Jan. 6,
2006
MOORESTOWN FRIENDS SCHEDULES COMMUNITY SERVICE EVENTS TO OBSERVE MARTIN LUTHER KING HOLIDAY
MOORESTOWN, NJ – For the sixth consecutive year, Moorestown Friends School students, faculty and parents will perform community service work together to observe the national Dr. Martin Luther King Jr. holiday, which this year is Mon., Jan. 16. The projects include assembling health kits, making casseroles and desserts, knitting or crocheting afghan squares and preparing birthday bags. New this year will be the assembly of holiday boxes, creation of computer-generated coloring books, and the making wooden toys and stuffed animals.
Volunteers of all ages will gather at 10 a.m. at the school. They will assemble in the Moorestown Friends Meeting House for a Quaker Meeting for Worship in honor of Dr. King, coordinated by student members of the Upper School Martin Luther King Club, before beginning work on the projects in the Dining Hall/Commons and other campus locations.
Lower School students in kindergarten through 4th grade also will present a special assembly, “I Remember Martin,” at 12:45 p.m. Wed., Jan. 18. In 1964, the American Friends Service Committee nominated Dr. King for the Nobel Peace Prize, which he received that year.
The Martin Luther King Day projects will be conducted at activity centers on campus. Each activity has student and parent coordinators.
The health kits will consist of donated items such as toothpaste, toothbrush, shampoo, deodorant, shaving cream, soap, comb, hand cream and socks that will be packaged in two-gallon sized zippered plastic bags.

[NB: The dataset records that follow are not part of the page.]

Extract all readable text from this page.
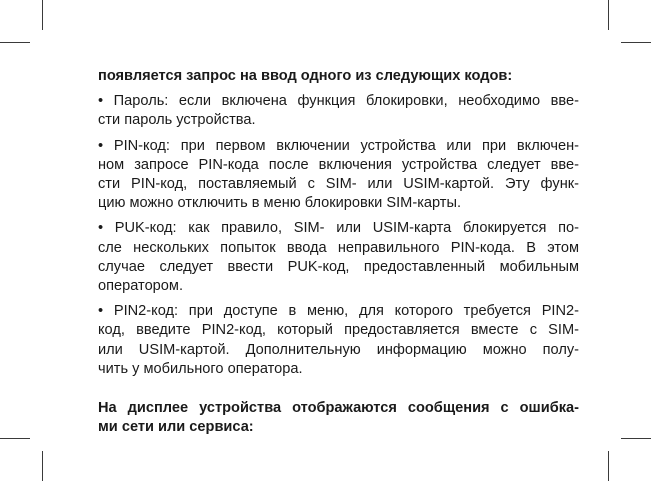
появляется запрос на ввод одного из следующих кодов:

• Пароль: если включена функция блокировки, необходимо вве-
сти пароль устройства.

• PIN-код: при первом включении устройства или при включен-
ном запросе PIN-кода после включения устройства следует вве-
сти PIN-код, поставляемый с SIM- или USIM-картой. Эту функ-
цию можно отключить в меню блокировки SIM-карты.

• PUK-код: как правило, SIM- или USIM-карта блокируется по-
сле нескольких попыток ввода неправильного PIN-кода. В этом
случае следует ввести PUK-код, предоставленный мобильным
оператором.

• PIN2-код: при доступе в меню, для которого требуется PIN2-
код, введите PIN2-код, который предоставляется вместе с SIM-
или USIM-картой. Дополнительную информацию можно полу-
чить у мобильного оператора.

На дисплее устройства отображаются сообщения с ошибка-
ми сети или сервиса:
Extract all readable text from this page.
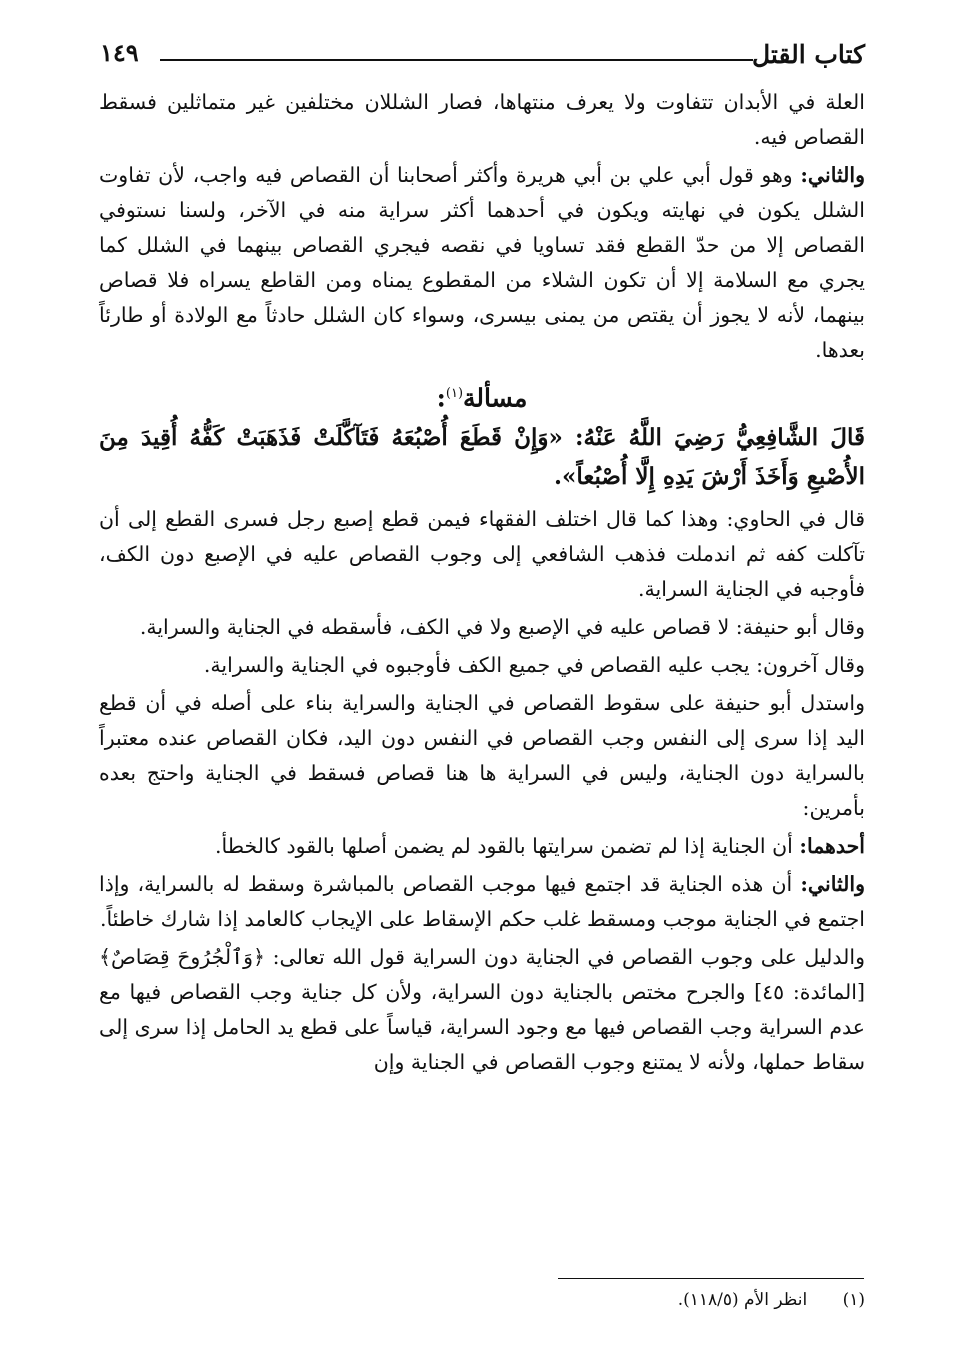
كتاب القتل
١٤٩

العلة في الأبدان تتفاوت ولا يعرف منتهاها، فصار الشللان مختلفين غير متماثلين فسقط القصاص فيه.

والثاني: وهو قول أبي علي بن أبي هريرة وأكثر أصحابنا أن القصاص فيه واجب، لأن تفاوت الشلل يكون في نهايته ويكون في أحدهما أكثر سراية منه في الآخر، ولسنا نستوفي القصاص إلا من حدّ القطع فقد تساويا في نقصه فيجري القصاص بينهما في الشلل كما يجري مع السلامة إلا أن تكون الشلاء من المقطوع يمناه ومن القاطع يسراه فلا قصاص بينهما، لأنه لا يجوز أن يقتص من يمنى بيسرى، وسواء كان الشلل حادثاً مع الولادة أو طارئاً بعدها.

مسألة$^{(١)}$:

قَالَ الشَّافِعِيُّ رَضِيَ اللَّهُ عَنْهُ: «وَإِنْ قَطَعَ أُصْبُعَهُ فَتَآكَّلَتْ فَذَهَبَتْ كَفُّهُ أُقِيدَ مِنَ الأُصْبعِ وَأَخَذَ أَرْشَ يَدِهِ إِلَّا أُصْبُعاً».

قال في الحاوي: وهذا كما قال اختلف الفقهاء فيمن قطع إصبع رجل فسرى القطع إلى أن تآكلت كفه ثم اندملت فذهب الشافعي إلى وجوب القصاص عليه في الإصبع دون الكف، فأوجبه في الجناية السراية.

وقال أبو حنيفة: لا قصاص عليه في الإصبع ولا في الكف، فأسقطه في الجناية والسراية.

وقال آخرون: يجب عليه القصاص في جميع الكف فأوجبوه في الجناية والسراية.

واستدل أبو حنيفة على سقوط القصاص في الجناية والسراية بناء على أصله في أن قطع اليد إذا سرى إلى النفس وجب القصاص في النفس دون اليد، فكان القصاص عنده معتبراً بالسراية دون الجناية، وليس في السراية ها هنا قصاص فسقط في الجناية واحتج بعده بأمرين:

أحدهما: أن الجناية إذا لم تضمن سرايتها بالقود لم يضمن أصلها بالقود كالخطأ.

والثاني: أن هذه الجناية قد اجتمع فيها موجب القصاص بالمباشرة وسقط له بالسراية، وإذا اجتمع في الجناية موجب ومسقط غلب حكم الإسقاط على الإيجاب كالعامد إذا شارك خاطئاً.

والدليل على وجوب القصاص في الجناية دون السراية قول الله تعالى: ﴿وَٱلْجُرُوحَ قِصَاصٌ﴾ [المائدة: ٤٥] والجرح مختص بالجناية دون السراية، ولأن كل جناية وجب القصاص فيها مع عدم السراية وجب القصاص فيها مع وجود السراية، قياساً على قطع يد الحامل إذا سرى إلى سقاط حملها، ولأنه لا يمتنع وجوب القصاص في الجناية وإن

(١) انظر الأم (١١٨/٥).
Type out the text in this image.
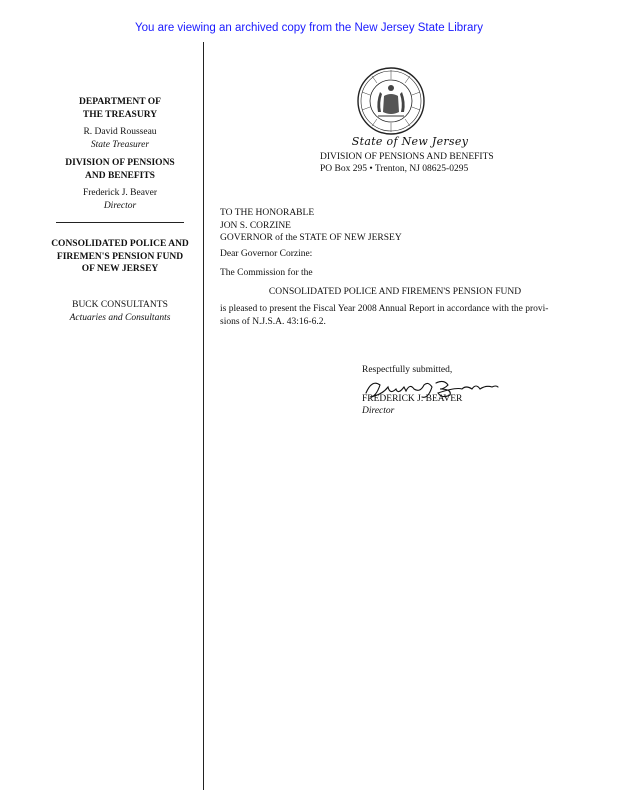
You are viewing an archived copy from the New Jersey State Library
DEPARTMENT OF
THE TREASURY
R. David Rousseau
State Treasurer
DIVISION OF PENSIONS
AND BENEFITS
Frederick J. Beaver
Director
CONSOLIDATED POLICE AND
FIREMEN'S PENSION FUND
OF NEW JERSEY
BUCK CONSULTANTS
Actuaries and Consultants
State of New Jersey
DIVISION OF PENSIONS AND BENEFITS
PO Box 295 • Trenton, NJ 08625-0295
TO THE HONORABLE
JON S. CORZINE
GOVERNOR of the STATE OF NEW JERSEY
Dear Governor Corzine:
The Commission for the
CONSOLIDATED POLICE AND FIREMEN'S PENSION FUND
is pleased to present the Fiscal Year 2008 Annual Report in accordance with the provi-
sions of N.J.S.A. 43:16-6.2.
Respectfully submitted,
FREDERICK J. BEAVER
Director
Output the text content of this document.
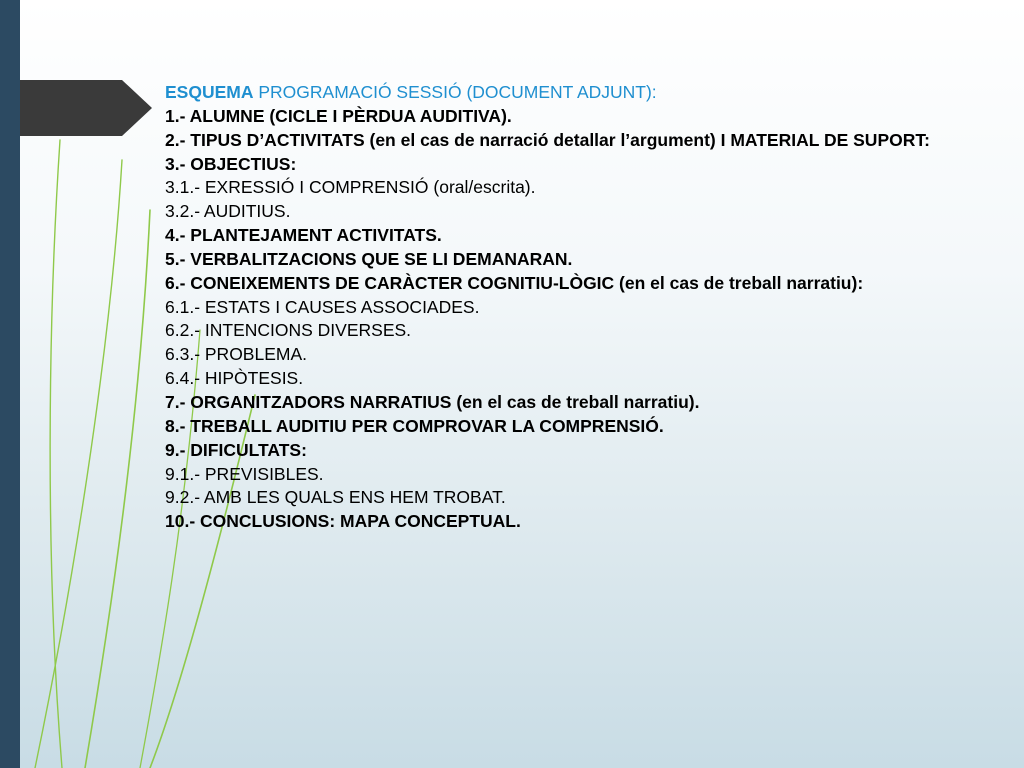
ESQUEMA PROGRAMACIÓ SESSIÓ (DOCUMENT ADJUNT):
1.- ALUMNE (CICLE I PÈRDUA AUDITIVA).
2.- TIPUS D’ACTIVITATS (en el cas de narració detallar l’argument) I MATERIAL DE SUPORT:
3.- OBJECTIUS:
3.1.- EXRESSIÓ I COMPRENSIÓ (oral/escrita).
3.2.- AUDITIUS.
4.- PLANTEJAMENT ACTIVITATS.
5.- VERBALITZACIONS QUE SE LI DEMANARAN.
6.- CONEIXEMENTS DE CARÀCTER COGNITIU-LÒGIC (en el cas de treball narratiu):
6.1.- ESTATS I CAUSES ASSOCIADES.
6.2.- INTENCIONS DIVERSES.
6.3.- PROBLEMA.
6.4.- HIPÒTESIS.
7.- ORGANITZADORS NARRATIUS (en el cas de treball narratiu).
8.- TREBALL AUDITIU PER COMPROVAR LA COMPRENSIÓ.
9.- DIFICULTATS:
9.1.- PREVISIBLES.
9.2.- AMB LES QUALS ENS HEM TROBAT.
10.- CONCLUSIONS: MAPA CONCEPTUAL.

In addition, volunteers will use the school’s kitchen to make two kinds of casseroles that will serve 12 and will be frozen for future use by New Visions Community Center in Camden.
Some families will make the casseroles at home and bring them to school that day in disposable foil pans. Brownies also will be made.
New Visions provides both the health kits and the casseroles and desserts to their clients, the homeless and unemployed in Camden. Some health kits also will go to the Interfaith Hospitality Network of Burlington County.
In addition, volunteers will:
- Assemble birthday bags and holiday boxes that will be distributed through the Devereux Foundation, which supports group homes for mentally challenged residents. The bags will include supplies for a birthday celebration, including cake mix, frosting, candles, paper goods, decorations, favors and small handmade presents. The boxes will include decorations and supplies of projects the Devereux residents can make for themselves as occupational therapy for holidays including Halloween, Thanksgiving, Christmas, Valentine’s Day, Spring/Easter and Independence Day.
- Collate computer-generated coloring books that will be included in the Devereux birthday bags.
- Knit or crochet squares that will be made into scarves for clients of New Visions or of the Dooley House in Camden.
- Cut pieces for simple wooden toys that will be bagged into kits with instructions provided for use. These toys will go to Devereux Homes and to New Visions.
- Sew soft stuffed toys that will be given to children of families in need.
The school will accept donations for all the projects through 1 p.m. Fri., Jan. 13.
This is the sixth year that MFS has scheduled community service activities as part of the King Day observance. Typically, over 200 students, parents, faculty and staff members participate in the event.
In addition, some MFS families elect to spend the day on community service work organized through their own houses of worship and other organizations.
Community service is a longstanding part of the curriculum at MFS. It has been an MFS graduation requirement since 1989 that students perform community service, a requirement that now is 50 hours. Acting upon one’s beliefs is consistent with the Quaker foundation of Moorestown Friends School.
The school’s Strategic Plan emphasizes service learning at every level of instruction, beginning with three-year-olds, who bring in canned goods for holiday meals, through the Upper School, which has an active ongoing program of community service including tutoring students, serving meals to the homeless and providing companionship for senior citizens. In the service learning program, students not only do volunteer work, but also are taught the root causes of the problem they are addressing and reflect on possible societal solutions.
Students perform the projects with assistance from the faculty, including Chester Reagan Chair of Quaker Studies Priscilla Taylor-Williams; Judy van Tijn, Upper School Community Service Coordinator; Lower and Middle School Quaker Education Coordinator Lynne Brick and Lower/Middle School Community Service Coordinator Rob Buscaglia.